In a significant development first reported by the German Catholic outlet Katholisch, a top Vatican official publicly questioned who the Catholic Church’s official dialogue partner will be following the Anglican Communion’s recent historic split.
Cardinal Kurt Koch, a Swiss cleric who serves as head of the Vatican’s Dicastery for Promoting Christian Unity, made the remarks at a symposium held in his honor in Vallendar, Germany.
Koch noted the appointment of Sarah Mullally as the archbishop of Canterbury — and her positions on sexual ethics — had led to the formal split between the conservative GAFCON movement and the more liberal Church of England.

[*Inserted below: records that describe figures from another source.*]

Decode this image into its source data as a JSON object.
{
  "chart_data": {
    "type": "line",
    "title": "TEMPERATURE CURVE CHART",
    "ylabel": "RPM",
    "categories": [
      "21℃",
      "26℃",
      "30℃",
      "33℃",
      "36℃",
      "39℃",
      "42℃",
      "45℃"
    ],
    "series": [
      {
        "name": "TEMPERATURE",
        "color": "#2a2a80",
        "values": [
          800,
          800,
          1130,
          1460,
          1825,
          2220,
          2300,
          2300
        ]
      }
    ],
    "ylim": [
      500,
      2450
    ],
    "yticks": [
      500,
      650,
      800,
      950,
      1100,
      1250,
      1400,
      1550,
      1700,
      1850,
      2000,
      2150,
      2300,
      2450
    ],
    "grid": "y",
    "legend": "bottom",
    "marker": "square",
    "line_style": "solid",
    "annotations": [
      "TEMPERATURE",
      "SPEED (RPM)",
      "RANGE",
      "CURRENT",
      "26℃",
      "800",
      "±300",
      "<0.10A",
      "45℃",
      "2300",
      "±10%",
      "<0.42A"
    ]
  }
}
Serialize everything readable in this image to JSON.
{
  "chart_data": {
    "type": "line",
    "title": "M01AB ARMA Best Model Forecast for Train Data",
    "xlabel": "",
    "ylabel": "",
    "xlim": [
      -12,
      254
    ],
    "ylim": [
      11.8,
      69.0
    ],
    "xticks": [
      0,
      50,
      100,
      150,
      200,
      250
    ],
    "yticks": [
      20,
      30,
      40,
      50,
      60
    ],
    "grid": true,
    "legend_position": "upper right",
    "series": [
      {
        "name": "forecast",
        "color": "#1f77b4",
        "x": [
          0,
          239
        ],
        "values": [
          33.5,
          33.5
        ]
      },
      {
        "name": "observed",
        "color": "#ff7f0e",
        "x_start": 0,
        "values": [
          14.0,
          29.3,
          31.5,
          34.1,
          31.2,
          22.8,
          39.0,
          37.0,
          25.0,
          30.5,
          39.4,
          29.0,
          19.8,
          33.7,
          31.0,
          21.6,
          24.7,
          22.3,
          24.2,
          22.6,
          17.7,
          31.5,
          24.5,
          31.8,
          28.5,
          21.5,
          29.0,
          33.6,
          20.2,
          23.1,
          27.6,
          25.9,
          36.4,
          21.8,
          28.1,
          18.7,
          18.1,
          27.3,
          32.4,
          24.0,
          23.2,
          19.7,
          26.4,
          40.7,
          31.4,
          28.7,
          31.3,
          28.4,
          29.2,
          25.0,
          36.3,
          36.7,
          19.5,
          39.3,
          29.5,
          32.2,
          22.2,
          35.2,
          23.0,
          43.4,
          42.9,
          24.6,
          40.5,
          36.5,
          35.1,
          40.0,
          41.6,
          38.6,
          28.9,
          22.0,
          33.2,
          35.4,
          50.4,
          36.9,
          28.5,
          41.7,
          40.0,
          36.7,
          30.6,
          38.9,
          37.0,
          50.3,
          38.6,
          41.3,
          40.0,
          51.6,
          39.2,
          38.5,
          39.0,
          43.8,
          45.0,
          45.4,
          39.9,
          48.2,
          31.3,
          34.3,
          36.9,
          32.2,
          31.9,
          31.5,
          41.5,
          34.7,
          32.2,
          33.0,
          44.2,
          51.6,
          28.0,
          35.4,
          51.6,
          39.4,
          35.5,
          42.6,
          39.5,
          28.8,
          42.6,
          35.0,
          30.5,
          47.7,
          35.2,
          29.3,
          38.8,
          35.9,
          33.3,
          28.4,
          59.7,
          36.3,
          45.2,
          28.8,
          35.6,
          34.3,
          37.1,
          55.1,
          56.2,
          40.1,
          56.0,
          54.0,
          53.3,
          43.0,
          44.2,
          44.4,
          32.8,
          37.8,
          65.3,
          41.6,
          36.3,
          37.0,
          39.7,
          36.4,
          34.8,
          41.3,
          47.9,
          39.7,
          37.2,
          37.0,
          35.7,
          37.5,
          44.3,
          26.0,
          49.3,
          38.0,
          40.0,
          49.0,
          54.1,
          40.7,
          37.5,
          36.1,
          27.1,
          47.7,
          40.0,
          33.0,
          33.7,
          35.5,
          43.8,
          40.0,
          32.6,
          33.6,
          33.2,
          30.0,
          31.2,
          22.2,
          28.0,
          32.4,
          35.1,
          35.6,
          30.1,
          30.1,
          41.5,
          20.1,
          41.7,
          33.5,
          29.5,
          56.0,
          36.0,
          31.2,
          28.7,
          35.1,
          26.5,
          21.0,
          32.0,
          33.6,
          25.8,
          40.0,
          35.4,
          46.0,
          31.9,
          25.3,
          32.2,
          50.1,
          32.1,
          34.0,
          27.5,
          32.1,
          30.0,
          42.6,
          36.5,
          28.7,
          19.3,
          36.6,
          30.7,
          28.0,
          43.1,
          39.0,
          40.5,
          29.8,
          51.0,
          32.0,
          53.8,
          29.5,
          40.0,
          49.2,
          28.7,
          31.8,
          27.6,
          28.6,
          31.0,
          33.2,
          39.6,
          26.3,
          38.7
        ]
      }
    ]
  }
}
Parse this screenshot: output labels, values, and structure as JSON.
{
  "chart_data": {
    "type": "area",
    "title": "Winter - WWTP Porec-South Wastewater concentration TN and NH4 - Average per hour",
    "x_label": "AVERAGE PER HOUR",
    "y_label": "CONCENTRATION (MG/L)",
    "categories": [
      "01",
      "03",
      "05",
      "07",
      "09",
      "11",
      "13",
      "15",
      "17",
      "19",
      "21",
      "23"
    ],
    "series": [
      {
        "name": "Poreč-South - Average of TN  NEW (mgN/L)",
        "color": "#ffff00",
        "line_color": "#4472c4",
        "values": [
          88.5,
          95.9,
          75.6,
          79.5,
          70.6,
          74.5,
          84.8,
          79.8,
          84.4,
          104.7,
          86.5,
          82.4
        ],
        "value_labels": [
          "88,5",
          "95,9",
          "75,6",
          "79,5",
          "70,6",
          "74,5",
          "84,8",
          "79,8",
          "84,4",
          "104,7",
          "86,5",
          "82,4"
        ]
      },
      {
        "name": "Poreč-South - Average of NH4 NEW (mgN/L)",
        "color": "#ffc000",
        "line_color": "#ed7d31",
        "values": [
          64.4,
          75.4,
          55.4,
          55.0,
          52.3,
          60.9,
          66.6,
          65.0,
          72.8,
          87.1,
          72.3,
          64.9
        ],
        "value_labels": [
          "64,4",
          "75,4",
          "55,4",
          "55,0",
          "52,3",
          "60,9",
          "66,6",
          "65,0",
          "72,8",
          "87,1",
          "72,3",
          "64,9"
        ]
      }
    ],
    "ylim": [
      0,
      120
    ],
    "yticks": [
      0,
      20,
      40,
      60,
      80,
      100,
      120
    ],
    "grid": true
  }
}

This division, Koch stated, raises a critical question for the Catholic Church: “Who will we dialogue with in the future if the Anglican world community is so divided?”
Koch’s question is the first public acknowledgment from a high-ranking Vatican official that the GAC — the new body formed by GAFCON — is being taken seriously as a potential ecumenical partner.
For decades, the official Anglican-Roman Catholic International Commission has been conducted exclusively with the Anglican Communion as represented by the archbishop of Canterbury.
The GAFCON/GAC schism occurred in October. Citing “moral compromise” and the election of Mullally, GAFCON provinces, which claim to represent the majority of Anglicans worldwide, declared themselves the true Anglican Communion and broke all ties with Canterbury.
Cardinal Koch’s comments explicitly link this split to the ongoing debates over the blessing of same-sex unions and other “sexual ethics issues” that have divided the communion.
They are also different compared to more irenic remarks he had made just one month earlier, where he lamented the divisions in the Anglican Church: “Such profound division within individual communions makes reconciliation between separated communions and churches much more complicated to achieve. We need to recall that our divisions are scandalous counter-signs and so redouble our efforts to transcend them. Above all, we need to intensify our prayer.”
While the motive behind this ostensible change in tune is unknown, one thing remains certain: While not a formal offer of dialogue, Koch’s public musing sends a powerful and unignorable message. If there is going to be Anglican-Catholic dialogue, it must seriously account for this new expression that claims millions of Anglicans, most of whom live in the Global South.